La solitudine degli adolescenti, il dramma della crescita nell’assenza di interlocutori adeguati. Genitori all’epoca repressivi, oggi distrattamente superficiali, istituzione scolastica che non dava e continua a non dare risposte sufficienti e le inevitabili tragiche conseguenze (suicidi gratuiti, esperienze sessuali malate) sono le principali tematiche di Risveglio di Primavera. F.Wedekind, a soli 27 anni, denunciava lo smarrimento adolescenziale di fronte alle prime pulsioni sessuali, alle prorompenti energie vitali che, ignorate o mal tollerate dagli adulti, possono esplodere in direzioni drammatiche. La mia traduzione-adattamento ha avuto come scopo primario la portabilità in scena di un testo altrimenti oggigiorno non rappresentabile (37 personaggi, 19 ambienti diversi). Inoltre, si è prefisso di alleggerire il dramma originale soprattutto dalle sue abbondanti note grottesche spesso forzate, artificiose e bozzettistiche, per concentrare invece l’attenzione sulle vicende dei giovani protagonisti.
Questa operazione sul testo, ha costituito un punto di partenza sul quale sono intervenuto insieme agli attori per assicurare la massima efficacia e resa sul pubblico che per me resta il fine di qualunque messa in scena.
Il linguaggio utilizzato è “alto”, spesso poetico, carico di sospensioni ed accenti enfatici che, se da una parte rendono bene il disorientamento dei giovani protagonisti, dall’altra sembrano voler nascondere od abbellire istinti e pulsioni di cui si ha paura.
E’ stato per me importante cercare di aiutare il più possibile i giovani protagonisti a penetrare questo linguaggio, da loro percepito come vicino, per le tematiche ancora così tragicamente attuali, ma, allo stesso tempo, tremendamente distante per costruzione sintattica e scelta di vocaboli, e a farlo vivere con tutta la forza che possiede.

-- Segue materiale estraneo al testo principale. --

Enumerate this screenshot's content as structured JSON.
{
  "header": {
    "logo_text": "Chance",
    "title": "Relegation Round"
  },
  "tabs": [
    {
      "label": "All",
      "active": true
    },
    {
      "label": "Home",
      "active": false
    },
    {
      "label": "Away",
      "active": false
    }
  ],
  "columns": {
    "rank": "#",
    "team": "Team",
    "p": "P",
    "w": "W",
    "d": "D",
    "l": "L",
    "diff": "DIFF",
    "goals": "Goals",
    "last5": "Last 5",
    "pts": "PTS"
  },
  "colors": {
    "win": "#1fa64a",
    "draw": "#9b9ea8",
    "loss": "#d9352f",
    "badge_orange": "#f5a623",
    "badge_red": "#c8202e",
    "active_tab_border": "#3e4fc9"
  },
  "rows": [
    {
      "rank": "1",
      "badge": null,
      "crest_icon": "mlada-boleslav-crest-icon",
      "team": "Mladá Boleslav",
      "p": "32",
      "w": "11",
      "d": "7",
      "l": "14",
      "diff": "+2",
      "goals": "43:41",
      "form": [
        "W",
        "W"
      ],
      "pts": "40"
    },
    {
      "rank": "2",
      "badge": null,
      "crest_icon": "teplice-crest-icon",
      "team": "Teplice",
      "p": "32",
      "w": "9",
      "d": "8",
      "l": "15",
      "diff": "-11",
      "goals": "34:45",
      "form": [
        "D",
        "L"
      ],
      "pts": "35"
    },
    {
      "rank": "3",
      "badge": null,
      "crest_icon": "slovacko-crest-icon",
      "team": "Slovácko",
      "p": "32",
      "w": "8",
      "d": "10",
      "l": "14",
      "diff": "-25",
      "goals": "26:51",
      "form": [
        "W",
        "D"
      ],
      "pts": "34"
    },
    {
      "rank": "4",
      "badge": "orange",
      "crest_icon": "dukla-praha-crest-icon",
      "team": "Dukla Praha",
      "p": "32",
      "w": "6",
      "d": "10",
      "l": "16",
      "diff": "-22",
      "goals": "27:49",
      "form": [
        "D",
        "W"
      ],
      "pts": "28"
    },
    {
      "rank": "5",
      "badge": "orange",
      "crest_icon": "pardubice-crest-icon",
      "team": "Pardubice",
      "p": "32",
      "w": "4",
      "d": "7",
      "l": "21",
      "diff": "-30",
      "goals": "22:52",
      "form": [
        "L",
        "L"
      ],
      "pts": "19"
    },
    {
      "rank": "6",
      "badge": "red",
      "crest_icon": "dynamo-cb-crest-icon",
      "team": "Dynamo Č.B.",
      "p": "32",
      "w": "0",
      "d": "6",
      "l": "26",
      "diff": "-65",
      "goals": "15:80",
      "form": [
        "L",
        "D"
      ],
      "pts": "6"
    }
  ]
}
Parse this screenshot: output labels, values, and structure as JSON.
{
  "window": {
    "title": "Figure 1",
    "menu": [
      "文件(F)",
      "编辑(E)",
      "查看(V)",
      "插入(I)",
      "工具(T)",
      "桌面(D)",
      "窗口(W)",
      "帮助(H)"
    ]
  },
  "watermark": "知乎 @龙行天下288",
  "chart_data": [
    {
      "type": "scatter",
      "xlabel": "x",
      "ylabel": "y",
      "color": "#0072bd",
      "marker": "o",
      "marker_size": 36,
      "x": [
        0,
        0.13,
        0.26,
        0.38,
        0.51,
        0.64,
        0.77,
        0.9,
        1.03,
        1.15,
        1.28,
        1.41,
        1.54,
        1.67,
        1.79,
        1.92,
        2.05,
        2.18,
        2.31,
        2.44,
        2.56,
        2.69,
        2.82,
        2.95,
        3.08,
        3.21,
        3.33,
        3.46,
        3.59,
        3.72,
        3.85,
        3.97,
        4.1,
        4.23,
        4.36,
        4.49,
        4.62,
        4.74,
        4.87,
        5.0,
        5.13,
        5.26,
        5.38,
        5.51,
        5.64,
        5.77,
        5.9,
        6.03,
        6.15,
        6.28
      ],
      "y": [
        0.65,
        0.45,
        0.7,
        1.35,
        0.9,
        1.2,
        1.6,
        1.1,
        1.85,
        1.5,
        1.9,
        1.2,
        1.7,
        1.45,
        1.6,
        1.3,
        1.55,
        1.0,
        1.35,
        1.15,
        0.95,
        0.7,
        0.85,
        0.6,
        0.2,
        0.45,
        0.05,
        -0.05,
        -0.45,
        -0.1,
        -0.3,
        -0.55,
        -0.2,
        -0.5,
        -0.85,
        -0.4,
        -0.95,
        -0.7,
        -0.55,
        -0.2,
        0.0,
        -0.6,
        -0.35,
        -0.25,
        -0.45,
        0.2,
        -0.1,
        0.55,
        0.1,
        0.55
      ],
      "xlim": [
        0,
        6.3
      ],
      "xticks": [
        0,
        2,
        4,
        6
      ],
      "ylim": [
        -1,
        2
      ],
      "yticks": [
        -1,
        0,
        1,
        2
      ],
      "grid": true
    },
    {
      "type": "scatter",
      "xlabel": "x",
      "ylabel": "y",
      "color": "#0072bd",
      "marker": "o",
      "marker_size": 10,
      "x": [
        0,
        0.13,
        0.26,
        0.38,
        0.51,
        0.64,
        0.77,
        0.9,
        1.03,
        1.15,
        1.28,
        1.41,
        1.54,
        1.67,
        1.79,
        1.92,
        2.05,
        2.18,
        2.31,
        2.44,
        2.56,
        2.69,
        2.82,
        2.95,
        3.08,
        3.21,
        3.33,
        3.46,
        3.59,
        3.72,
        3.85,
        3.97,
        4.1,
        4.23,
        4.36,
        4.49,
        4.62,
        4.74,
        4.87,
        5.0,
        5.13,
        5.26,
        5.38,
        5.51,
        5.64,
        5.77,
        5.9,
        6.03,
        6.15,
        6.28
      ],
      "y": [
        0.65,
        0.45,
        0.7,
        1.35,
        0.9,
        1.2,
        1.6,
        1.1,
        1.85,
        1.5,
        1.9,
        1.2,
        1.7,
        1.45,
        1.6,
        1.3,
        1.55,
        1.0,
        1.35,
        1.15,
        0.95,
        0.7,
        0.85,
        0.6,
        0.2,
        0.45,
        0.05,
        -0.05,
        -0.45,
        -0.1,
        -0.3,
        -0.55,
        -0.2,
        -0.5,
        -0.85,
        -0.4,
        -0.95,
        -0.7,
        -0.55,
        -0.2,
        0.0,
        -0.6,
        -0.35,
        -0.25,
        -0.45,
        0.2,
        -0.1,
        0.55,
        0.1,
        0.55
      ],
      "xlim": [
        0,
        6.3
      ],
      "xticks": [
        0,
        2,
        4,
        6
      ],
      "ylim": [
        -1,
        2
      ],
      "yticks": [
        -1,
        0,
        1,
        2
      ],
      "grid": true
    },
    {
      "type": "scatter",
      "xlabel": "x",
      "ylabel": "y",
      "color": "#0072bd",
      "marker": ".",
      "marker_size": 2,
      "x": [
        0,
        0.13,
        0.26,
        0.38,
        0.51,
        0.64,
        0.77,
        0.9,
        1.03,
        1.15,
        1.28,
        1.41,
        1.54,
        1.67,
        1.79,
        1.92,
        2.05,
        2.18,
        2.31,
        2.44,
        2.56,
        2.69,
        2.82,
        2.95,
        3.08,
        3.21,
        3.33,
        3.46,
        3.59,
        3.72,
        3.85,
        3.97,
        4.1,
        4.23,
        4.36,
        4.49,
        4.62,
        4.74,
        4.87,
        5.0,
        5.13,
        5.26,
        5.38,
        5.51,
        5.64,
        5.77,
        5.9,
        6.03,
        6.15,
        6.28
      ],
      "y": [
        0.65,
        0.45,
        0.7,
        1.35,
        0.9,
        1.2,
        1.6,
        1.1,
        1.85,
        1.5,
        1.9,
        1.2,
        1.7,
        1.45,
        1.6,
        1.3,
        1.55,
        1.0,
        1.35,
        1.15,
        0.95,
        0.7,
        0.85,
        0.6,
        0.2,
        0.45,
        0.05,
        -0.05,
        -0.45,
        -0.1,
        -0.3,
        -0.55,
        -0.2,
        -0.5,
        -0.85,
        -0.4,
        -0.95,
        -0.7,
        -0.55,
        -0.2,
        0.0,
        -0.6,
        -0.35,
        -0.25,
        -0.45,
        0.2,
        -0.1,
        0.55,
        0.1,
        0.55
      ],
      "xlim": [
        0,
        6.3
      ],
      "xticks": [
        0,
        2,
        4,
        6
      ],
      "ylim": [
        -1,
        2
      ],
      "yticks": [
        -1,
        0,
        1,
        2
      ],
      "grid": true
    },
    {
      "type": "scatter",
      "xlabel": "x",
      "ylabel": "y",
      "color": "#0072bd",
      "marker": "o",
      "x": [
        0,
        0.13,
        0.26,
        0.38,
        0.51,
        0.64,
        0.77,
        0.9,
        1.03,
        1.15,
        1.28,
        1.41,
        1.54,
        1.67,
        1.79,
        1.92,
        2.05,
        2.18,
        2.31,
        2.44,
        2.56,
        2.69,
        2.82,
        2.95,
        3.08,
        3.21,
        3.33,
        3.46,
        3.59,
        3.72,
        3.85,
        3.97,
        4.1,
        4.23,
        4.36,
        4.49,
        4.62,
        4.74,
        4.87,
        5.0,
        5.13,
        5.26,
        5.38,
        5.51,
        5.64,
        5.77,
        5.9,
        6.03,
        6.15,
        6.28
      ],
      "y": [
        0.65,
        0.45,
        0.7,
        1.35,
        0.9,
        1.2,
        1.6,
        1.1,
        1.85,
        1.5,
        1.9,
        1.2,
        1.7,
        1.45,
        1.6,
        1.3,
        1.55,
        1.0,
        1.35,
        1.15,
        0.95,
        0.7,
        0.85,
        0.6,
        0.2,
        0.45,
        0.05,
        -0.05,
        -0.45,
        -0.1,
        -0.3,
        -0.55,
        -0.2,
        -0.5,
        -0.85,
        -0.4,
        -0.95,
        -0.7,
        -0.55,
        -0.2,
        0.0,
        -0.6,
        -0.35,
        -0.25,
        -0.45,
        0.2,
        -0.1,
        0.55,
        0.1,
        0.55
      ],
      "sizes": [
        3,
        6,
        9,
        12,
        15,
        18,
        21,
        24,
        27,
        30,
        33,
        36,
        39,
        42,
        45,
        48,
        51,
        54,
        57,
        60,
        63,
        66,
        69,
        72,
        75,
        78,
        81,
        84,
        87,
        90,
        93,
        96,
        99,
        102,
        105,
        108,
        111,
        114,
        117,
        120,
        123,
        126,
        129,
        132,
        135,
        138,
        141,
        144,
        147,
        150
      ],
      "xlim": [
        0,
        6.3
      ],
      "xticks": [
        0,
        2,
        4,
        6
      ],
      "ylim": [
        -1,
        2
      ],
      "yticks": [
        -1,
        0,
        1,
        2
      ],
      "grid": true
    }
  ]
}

Per quanto riguarda la messa in scena, la mia prima preoccupazione è stata quella di cercare di rendere fluido e continuo il susseguirsi delle brevi e numerose scene che compongono quest’opera, eliminando la divisione originaria in tre atti, ed evitando il più possibile di inserire il “buio” tra una scena e l’altra.
Ho cercato insomma di creare una sorta di lungo piano sequenza, dove l’azione si svolgesse senza interruzioni, e gli eventi precipitassero inesorabilmente verso il tragico finale.
Per fare questo, già molto tempo prima di cominciare le prove, avevo disegnato un vero e proprio story board di tipo cinematografico dell’intera messa in scena, che ha costituito la base di quella che, grazie alla creatività di Cristina Gaetano, è diventata la scenografia vera e propria dello spettacolo. Insieme, siamo gradualmente arrivati alla definizione di uno spazio scenico allo stesso tempo realistico (costumi, elementi d’arredo e decorativi d’epoca) e fantastico: lo spettatore è come se vedesse attraverso una lente d’ingrandimento la stanza di un bambino lasciato crescere in solitudine e poi abbandonato.
La natura, fuori controllo, proprio come gli impulsi dei giovani protagonisti, si è impadronita di questa stanza, penetrandone il pavimento, sfondando soffitti e pareti.
All’interno di questo ambiente fantastico, i personaggi degli adulti hanno occupato quella che doveva essere una casetta giocattolo del bambino, uno spazio angusto, una gabbia senza vie d’uscita, dove crescono ed educano i loro figli come uccellini in una voliera.
Solo ai giovani è consentito agire negli altri spazi, ma la loro libertà di movimento è solo apparente ed è comunque segnata da un destino tragico: il precipizio inevitabile per chi, pur avendo le ali, non hai mai avuto nessuno che gli insegnasse a volare.